Namun proyek tersebut tidak berlanjut dan kini terbengkalai, meninggalkan dampak serius terhadap sistem aliran air di lingkungan tersebut.
Akibat pengurukan itu, saluran air warga tertutup dan menyebabkan genangan yang terus berulang. Warga menyebut, sejak tahun 1990 wilayah tersebut tidak pernah mengalami banjir, hingga akhirnya kondisi berubah dalam beberapa waktu terakhir.
Kekecewaan warga semakin memuncak setelah adanya komunikasi terbaru melalui pesan WhatsApp antara Haji Samin dan Jamaluddin.
Dalam pesan tersebut, disebutkan bahwa pengerjaan drainase baru akan dimulai pada Agustus 2026. Warga menilai janji tersebut tidak sebanding dengan kondisi mendesak yang mereka hadapi saat ini.
“Saya WA Pak Haji Jamal minggu kemarin.

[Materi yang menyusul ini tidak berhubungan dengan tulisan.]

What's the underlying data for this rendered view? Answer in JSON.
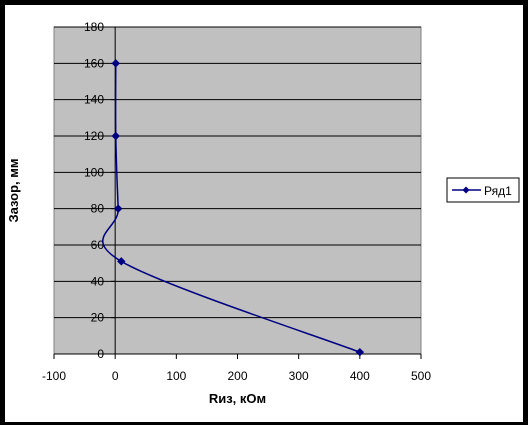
{
  "chart_data": {
    "type": "line",
    "title": "",
    "xlabel": "Rиз, кОм",
    "ylabel": "Зазор, мм",
    "xlim": [
      -100,
      500
    ],
    "ylim": [
      0,
      180
    ],
    "x_ticks": [
      -100,
      0,
      100,
      200,
      300,
      400,
      500
    ],
    "y_ticks": [
      0,
      20,
      40,
      60,
      80,
      100,
      120,
      140,
      160,
      180
    ],
    "grid": "horizontal",
    "legend_position": "right",
    "plot_background": "#c0c0c0",
    "series": [
      {
        "name": "Ряд1",
        "color": "#000080",
        "marker": "diamond",
        "smooth": true,
        "points": [
          {
            "x": 400,
            "y": 1
          },
          {
            "x": 10,
            "y": 51
          },
          {
            "x": 5,
            "y": 80
          },
          {
            "x": 1,
            "y": 120
          },
          {
            "x": 1,
            "y": 160
          }
        ]
      }
    ]
  }
}
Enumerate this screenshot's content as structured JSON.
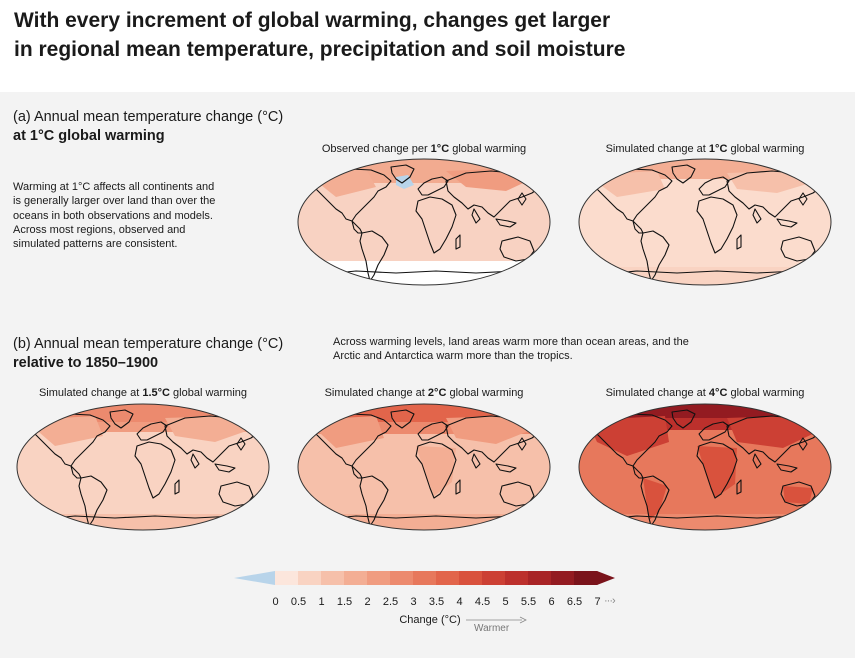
{
  "title_line1": "With every increment of global warming, changes get larger",
  "title_line2": "in regional mean temperature, precipitation and soil moisture",
  "section_a": {
    "label_part1": "(a) Annual mean temperature change (°C)",
    "label_part2": "at 1°C global warming",
    "description": [
      "Warming at 1°C affects all continents and",
      "is generally larger over land than over the",
      "oceans in both observations and models.",
      "Across most regions, observed and",
      "simulated patterns are consistent."
    ],
    "maps": [
      {
        "pre": "Observed change per ",
        "bold": "1°C",
        "post": " global warming"
      },
      {
        "pre": "Simulated change at ",
        "bold": "1°C",
        "post": " global warming"
      }
    ]
  },
  "section_b": {
    "label_part1": "(b) Annual mean temperature change (°C)",
    "label_part2": "relative to 1850–1900",
    "description": [
      "Across warming levels, land areas warm more than ocean areas, and the",
      "Arctic and Antarctica warm more than the tropics."
    ],
    "maps": [
      {
        "pre": "Simulated change at ",
        "bold": "1.5°C",
        "post": " global warming"
      },
      {
        "pre": "Simulated change at ",
        "bold": "2°C",
        "post": " global warming"
      },
      {
        "pre": "Simulated change at ",
        "bold": "4°C",
        "post": " global warming"
      }
    ]
  },
  "legend": {
    "ticks": [
      "0",
      "0.5",
      "1",
      "1.5",
      "2",
      "2.5",
      "3",
      "3.5",
      "4",
      "4.5",
      "5",
      "5.5",
      "6",
      "6.5",
      "7"
    ],
    "title": "Change (°C)",
    "arrow_label": "Warmer",
    "colors": [
      "#b8d4ea",
      "#fce6dc",
      "#f9d3c2",
      "#f6c0aa",
      "#f3ae94",
      "#f09c80",
      "#ec8a6e",
      "#e7785c",
      "#e2654b",
      "#d9523d",
      "#cc4034",
      "#bc302c",
      "#a82426",
      "#931b21",
      "#7a131b"
    ]
  }
}
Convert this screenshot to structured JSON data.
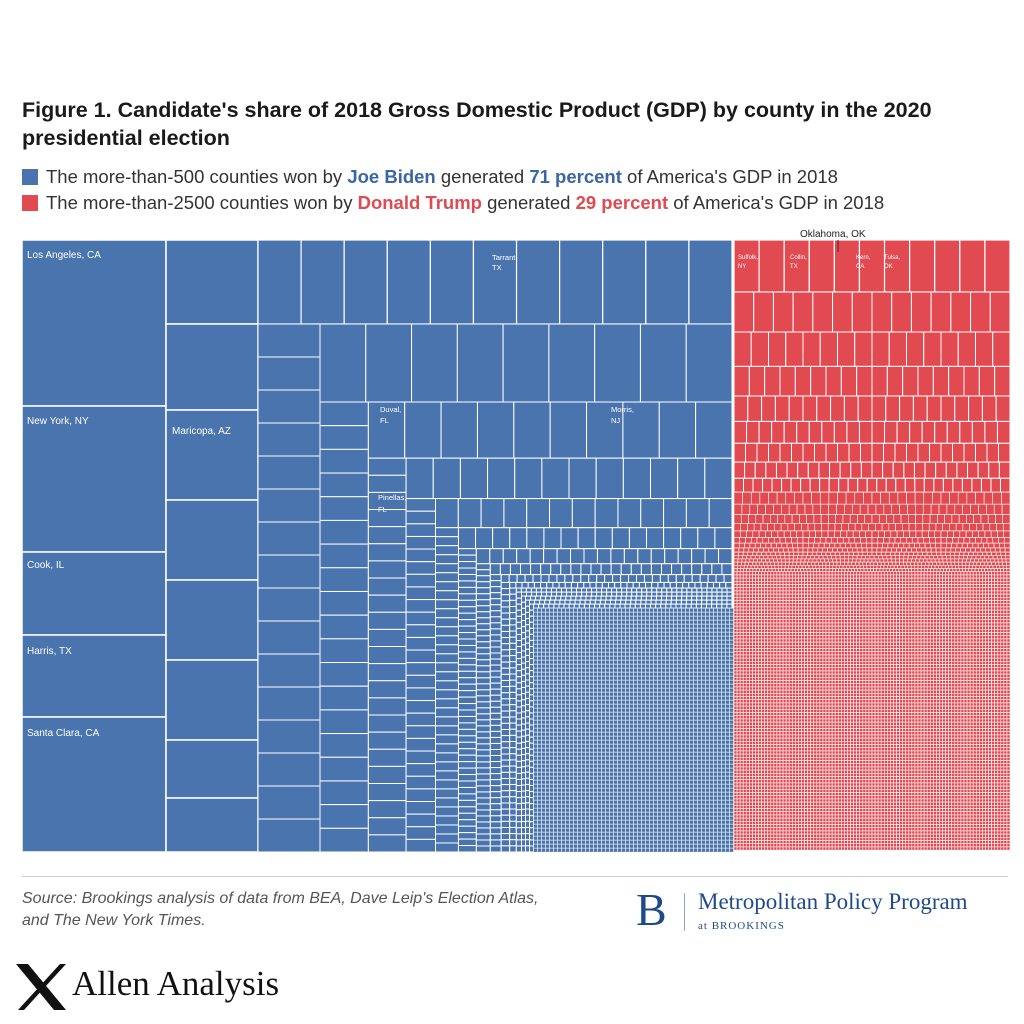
{
  "title": "Figure 1. Candidate's share of 2018 Gross Domestic Product (GDP) by county in the 2020 presidential election",
  "legend": {
    "biden": {
      "prefix": "The more-than-500 counties won by ",
      "name": "Joe Biden",
      "mid": " generated ",
      "share": "71 percent",
      "suffix": " of America's GDP in 2018",
      "color": "#4a74ad"
    },
    "trump": {
      "prefix": "The more-than-2500 counties won by ",
      "name": "Donald Trump",
      "mid": " generated ",
      "share": "29 percent",
      "suffix": " of America's GDP in 2018",
      "color": "#e04a50"
    }
  },
  "chart_data": {
    "type": "treemap",
    "series": [
      {
        "name": "Joe Biden",
        "share_percent": 71,
        "color": "#4a74ad",
        "labeled_counties": [
          "Los Angeles, CA",
          "New York, NY",
          "Cook, IL",
          "Harris, TX",
          "Santa Clara, CA",
          "Maricopa, AZ",
          "Tarrant, TX",
          "Duval, FL",
          "Morris, NJ",
          "Pinellas, FL"
        ]
      },
      {
        "name": "Donald Trump",
        "share_percent": 29,
        "color": "#e04a50",
        "labeled_counties": [
          "Suffolk, NY",
          "Collin, TX",
          "Kern, CA",
          "Tulsa, OK"
        ],
        "callout": "Oklahoma, OK"
      }
    ]
  },
  "labels": {
    "los_angeles": "Los Angeles, CA",
    "new_york": "New York, NY",
    "cook": "Cook, IL",
    "harris": "Harris, TX",
    "santa_clara": "Santa Clara, CA",
    "maricopa": "Maricopa, AZ",
    "tarrant_1": "Tarrant,",
    "tarrant_2": "TX",
    "duval_1": "Duval,",
    "duval_2": "FL",
    "morris_1": "Morris,",
    "morris_2": "NJ",
    "pinellas_1": "Pinellas,",
    "pinellas_2": "FL",
    "suffolk_1": "Suffolk,",
    "suffolk_2": "NY",
    "collin_1": "Collin,",
    "collin_2": "TX",
    "kern_1": "Kern,",
    "kern_2": "CA",
    "tulsa_1": "Tulsa,",
    "tulsa_2": "OK",
    "oklahoma": "Oklahoma, OK"
  },
  "source_line1": "Source: Brookings analysis of data from BEA, Dave Leip's Election Atlas,",
  "source_line2": "and The New York Times.",
  "logo": {
    "letter": "B",
    "name": "Metropolitan Policy Program",
    "sub": "at BROOKINGS"
  },
  "brand": "Allen Analysis"
}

Ini jawabannya, Agustus katanya baru mau dibuat drainase. Lah kalau sekarang baru bulan empat (April), ke Agustus empat bulan lagi. Lah keburu mati duluan kita! Mana hujannya sekarang kan enggak tentu. Kalau setiap hujan banjir, Agustus baru dibuat, warga sini keburu mati semua,” ungkapnya.
Menanggapi hal itu, Anggota Komisi 1 DPRD Kota Tangerang, Jamaluddin, membantah tudingan bahwa dirinya menutup akses drainase yang menyebabkan banjir di lingkungan warga.
Ia menjelaskan bahwa tidak ada drainase yang ditutup sebagaimana yang dikeluhkan warga Parung Kored.
Menurutnya, justru selama ini aliran air dari permukiman warga diarahkan ke lahannya yang sebelumnya masih kosong.
“Yang ada itu masyarakat membuang aliran drainase ke lahan saya, saya sudah siapin drainasennya, kenapa buang di lahan saya,” kata Jamaluddin saat di konfirmasi melalui sambungan telpon.
Ia juga mengaku, akan menggunakan lahan miliknya itu untuk sarana olahraga namun belum terealisasi.
“Itu lahan saya. Saya mau pake, saya tidak ada niat untuk menghalangi, memang awalnya itu akan dijadikan lapangan padel, tetapi ada kendala,” ungkapnya.